Bu dönüşümün özünde, mimarlığın “insanı yansıtan” bir eylem olmaktan çıkıp, “insanı barındıran” bir endüstriye dönüşmesi yatmaktadır.

1923’te yayımlanmış ve Le Corbusier tarafından kaleme alınmış Vers une architecture adlı eserde modern bina “yaşamak için bir makine” olarak tanımlandığında aslında bu dönüşümün felsefi zemini kurulmuştur. O günden beri mimarlık, ritüel ve sanattan çok verimlilik üzerine inşa edildi.

Antik yapıların çoğu belirli bir kutsalı, düzeni veya metafizik fikri temsil ediyordu. Yunan tapınakları oran ve uyum ile evrenin matematiksel güzelliğini mimariye uyarlardı. Gotik katedraller ışığın kutsallığını taşın geometrisi ile bütünleştirirdi. Osmanlı mimarisinde Mimar Sinan, kubbeyi “göğün yansıması” olarak yorumlamış, dolayısıyla her yapı bir kozmos metaforu haline gelmiştir.

Bu yapıların amacı yalnızca inşa etmek değil, “varoluşu anlamlandırmaktı.” Bu yüzden antik mimari, yalnızca mühendisliğin değil aynı zamanda teoloji, felsefe ve estetiğin ortak ürünüydü.

Sanayi Devrimi ise mimarlığın kaderini belirleyen kırılma noktasıdır. Demiz, cam, beton gibi malzemelerin seri üretilebilir hale gelmesi ile birlikte “el emeği” kavramı, çoğunlukla yerini “makine hassasiyetine” bıraktı. Artık her sütun, kendinden daha büyük bir anlamın değilİ bir üretim kalıbının ürünüydü.

Walter Benjamin, Mekanik Yeniden Üretim Çağında Sanat Eseri adlı metninde “aura” kavramını ortaya atarak seri üretimin sanatı nasıl kutsallıktan arındırdığını belirtir.
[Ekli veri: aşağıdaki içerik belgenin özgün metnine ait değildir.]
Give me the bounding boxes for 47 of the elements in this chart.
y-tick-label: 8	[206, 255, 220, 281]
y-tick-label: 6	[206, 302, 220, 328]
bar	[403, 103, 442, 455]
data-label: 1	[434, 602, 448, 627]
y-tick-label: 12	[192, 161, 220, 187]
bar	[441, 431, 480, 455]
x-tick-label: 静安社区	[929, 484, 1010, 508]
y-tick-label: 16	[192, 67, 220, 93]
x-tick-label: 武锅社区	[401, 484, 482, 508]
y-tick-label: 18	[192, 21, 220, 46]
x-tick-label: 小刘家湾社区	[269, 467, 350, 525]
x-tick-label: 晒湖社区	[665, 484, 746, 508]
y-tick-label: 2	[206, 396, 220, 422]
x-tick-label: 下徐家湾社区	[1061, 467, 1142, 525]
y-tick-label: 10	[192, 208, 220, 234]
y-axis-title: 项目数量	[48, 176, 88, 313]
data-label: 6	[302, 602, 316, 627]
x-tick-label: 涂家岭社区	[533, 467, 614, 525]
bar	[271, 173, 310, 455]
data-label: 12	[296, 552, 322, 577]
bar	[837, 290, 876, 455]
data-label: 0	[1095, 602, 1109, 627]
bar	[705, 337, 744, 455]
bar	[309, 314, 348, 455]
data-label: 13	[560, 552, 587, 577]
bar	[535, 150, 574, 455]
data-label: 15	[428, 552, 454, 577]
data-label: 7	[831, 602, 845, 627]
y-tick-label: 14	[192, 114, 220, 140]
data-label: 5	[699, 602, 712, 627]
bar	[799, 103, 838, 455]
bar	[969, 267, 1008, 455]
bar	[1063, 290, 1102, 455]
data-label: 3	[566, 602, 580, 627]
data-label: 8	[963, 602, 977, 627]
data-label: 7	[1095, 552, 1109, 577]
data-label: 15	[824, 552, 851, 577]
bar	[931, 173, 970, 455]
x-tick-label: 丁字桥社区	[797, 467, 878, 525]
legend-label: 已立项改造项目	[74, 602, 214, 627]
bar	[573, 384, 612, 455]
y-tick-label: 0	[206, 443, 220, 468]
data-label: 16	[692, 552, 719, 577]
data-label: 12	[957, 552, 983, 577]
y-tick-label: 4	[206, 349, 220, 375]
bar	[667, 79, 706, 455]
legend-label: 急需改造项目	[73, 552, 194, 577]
Bu kavram mimariye uyarlandığında ise “antik sütun kutsaldı, modern kolon seri üretimdir” denilebilir.

Sonuç olarak modern mimari anlam üretmeyi değil, işlevi maksimize etmeyi amaçlar hale geldi.

Ekonomik rasyonalizm ve mimarlığın endüstrileşmesi.
20. Yüzyılın ikinci yarısından itibaren kapitalist kentleşme süreçleri mimariyi sanatsal üretimden ekonomik rasyonalizme taşımış oldu.
Zaman, maliyet, enerji verimliliği, kompakt ve modüler tasarım öncelikli hale geldi.
Gelişen inşaat teknolojileri, bireysel estetikten çok sistematik üretim anlayışını destekledi.
“Sanatçı mimar” figürü yerini “proje yöneticisi”ne bıraktı.

Kısacası antik mimarlık “anlamların mekansallaştırılması” olgusunu taşırken, modern mimarlık “verimliliğin mekansallaştırılması”na evrildi.

Post-modern dönemde biçimin yeniden dirilişi
Robert Venturi, Frank Gehry, Daha Hadid gibi bir takım post-modern mimarlar, modernizmin düz ve genellikle minimal çizgilerini kırarak biçimlere yeniden ruh kazandirmak istediler. Heyhat bu “yeniden sanatsallaştırma” çabası bile çoğu zaman simülasyon düzeyinde kaldı. Jean Baudrillard’in deyimiyle modern mimarlik, artık hakikati temsil eden değil, hakikatin yerini alan bir simülakr üretmektedir.

Ruhu olmayan taşın sessizliği. Antik yapılar zamanın ötesinde bir sessizliğe sahipti; çünkü anlamları formun içine işlenmişti. Modern binalar ise gürültülü, hızlı ve çoğu zaman geçiciler. Günümüz mimarisi artık “sonsuzluğu temsil etmiyor”, “güncelliği barındırıyor”

Belki de bu yüzden çeliğin, camın ve betonun kusursuzluğu bize huzur değil, soğuk bir hayranlık hissi veriyor. Antik taşlar konuşurdu; modern cepheler ise sadece yansıtıyor.